Too damn many public-school teachers are leftists, and most administrators are foaming-at-the-mouth socialists eager to indoctrinate their young charges in The One True Way -- just like Andy. The problem for Andy is that today, too damn many parents expect a little more from the local collective -- er, public school. Today parents expect teachers to teach, rather than waste kids' time proselytizing political agendas on any side. Parents expect teachers to fill kids' heads with facts 'n' figures rather than political ideologies, no matter how "progressive." School administrators -- despite their personal politics -- know this and are responding appropriately (if only for self-preservation), as they did in Hartman's case. Moreover, all us grownups know that you can fire a teacher for sacrificing goats in the classroom and one or two immature kids will wail, gnash their teeth and rend sackcloth ($7.95/yd. at Naropa) in protest. So even if a few of Hartman's more easily persuaded kids walk out, petition and tell reporters how, like, way cool he is, it doesn't change the reality that he needs a little, well, re-education in educational methodology.

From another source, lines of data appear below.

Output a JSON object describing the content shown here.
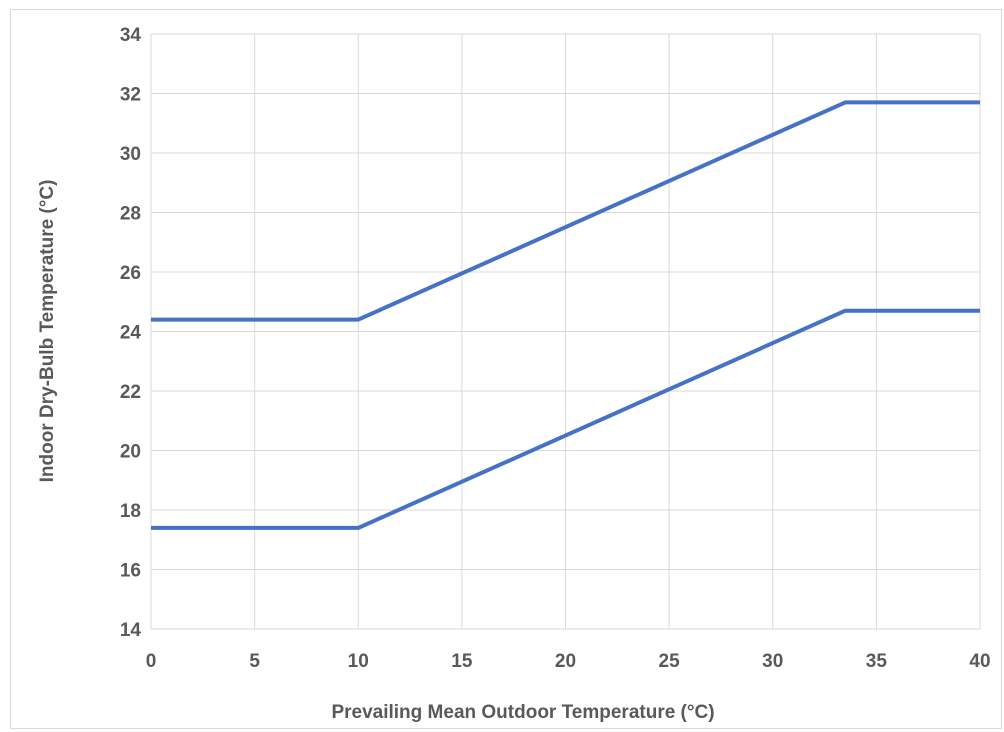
{
  "chart_data": {
    "type": "line",
    "title": "",
    "xlabel": "Prevailing Mean Outdoor Temperature (°C)",
    "ylabel": "Indoor Dry-Bulb Temperature (°C)",
    "xlim": [
      0,
      40
    ],
    "ylim": [
      14,
      34
    ],
    "xticks": [
      0,
      5,
      10,
      15,
      20,
      25,
      30,
      35,
      40
    ],
    "yticks": [
      14,
      16,
      18,
      20,
      22,
      24,
      26,
      28,
      30,
      32,
      34
    ],
    "grid": true,
    "legend": "none",
    "line_color": "#4472C4",
    "series": [
      {
        "x": [
          0,
          10,
          33.5,
          40
        ],
        "y": [
          24.4,
          24.4,
          31.7,
          31.7
        ]
      },
      {
        "x": [
          0,
          10,
          33.5,
          40
        ],
        "y": [
          17.4,
          17.4,
          24.7,
          24.7
        ]
      }
    ]
  }
}
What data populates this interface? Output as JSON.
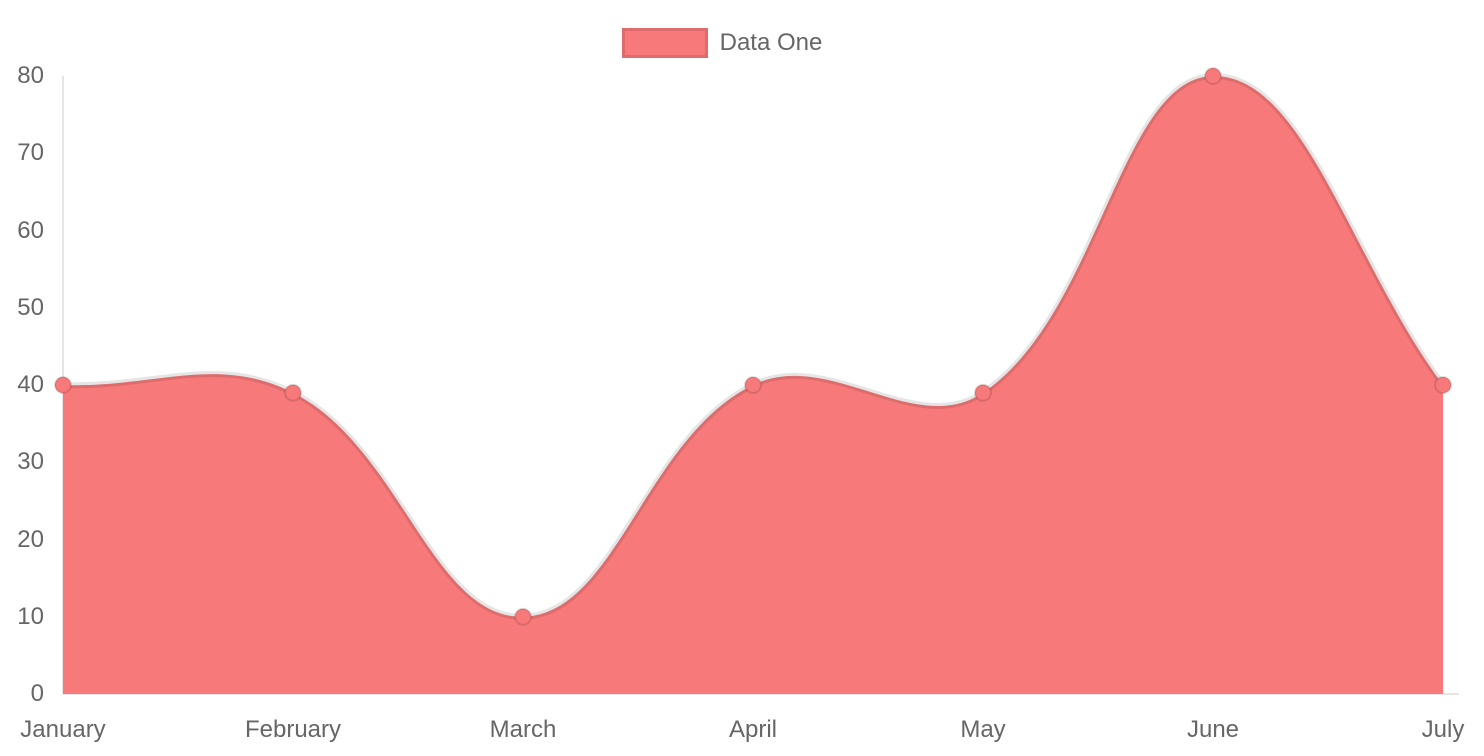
{
  "chart_data": {
    "type": "area",
    "title": "",
    "xlabel": "",
    "ylabel": "",
    "categories": [
      "January",
      "February",
      "March",
      "April",
      "May",
      "June",
      "July"
    ],
    "series": [
      {
        "name": "Data One",
        "values": [
          40,
          39,
          10,
          40,
          39,
          80,
          40
        ],
        "fill_color": "#f87979",
        "line_color": "rgba(0,0,0,0.1)",
        "point_color": "#f87979",
        "point_border_color": "rgba(0,0,0,0.12)"
      }
    ],
    "ylim": [
      0,
      80
    ],
    "yticks": [
      0,
      10,
      20,
      30,
      40,
      50,
      60,
      70,
      80
    ],
    "grid": false,
    "line_tension": 0.4,
    "axis_color": "rgba(0,0,0,0.1)",
    "tick_text_color": "#666666",
    "legend": {
      "position": "top",
      "label": "Data One",
      "swatch_color": "#f87979",
      "swatch_border_color": "rgba(0,0,0,0.1)"
    }
  }
}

It isn't a matter of the school and parents not wanting kids exposed to these ideas, as Hartman, in true lefty form, claims. It's the teaching, stupid. That's what's he's being paid for -- yes, Andy, someone actually pays for the public schools! And what most thinking parents don't want to pay for is a goofball like Hartman avoiding actual teaching. Besides, public-school teachers should not be forcing or even encouraging their students to protest the military and American industry, and they certainly should not be inculcating white, heterosexual male kids in the popular, left-wingnut notion that they are personally guilty for every evil perpetrated by one human against another for the past 25,000 years.

That's what public university liberal arts programs are for.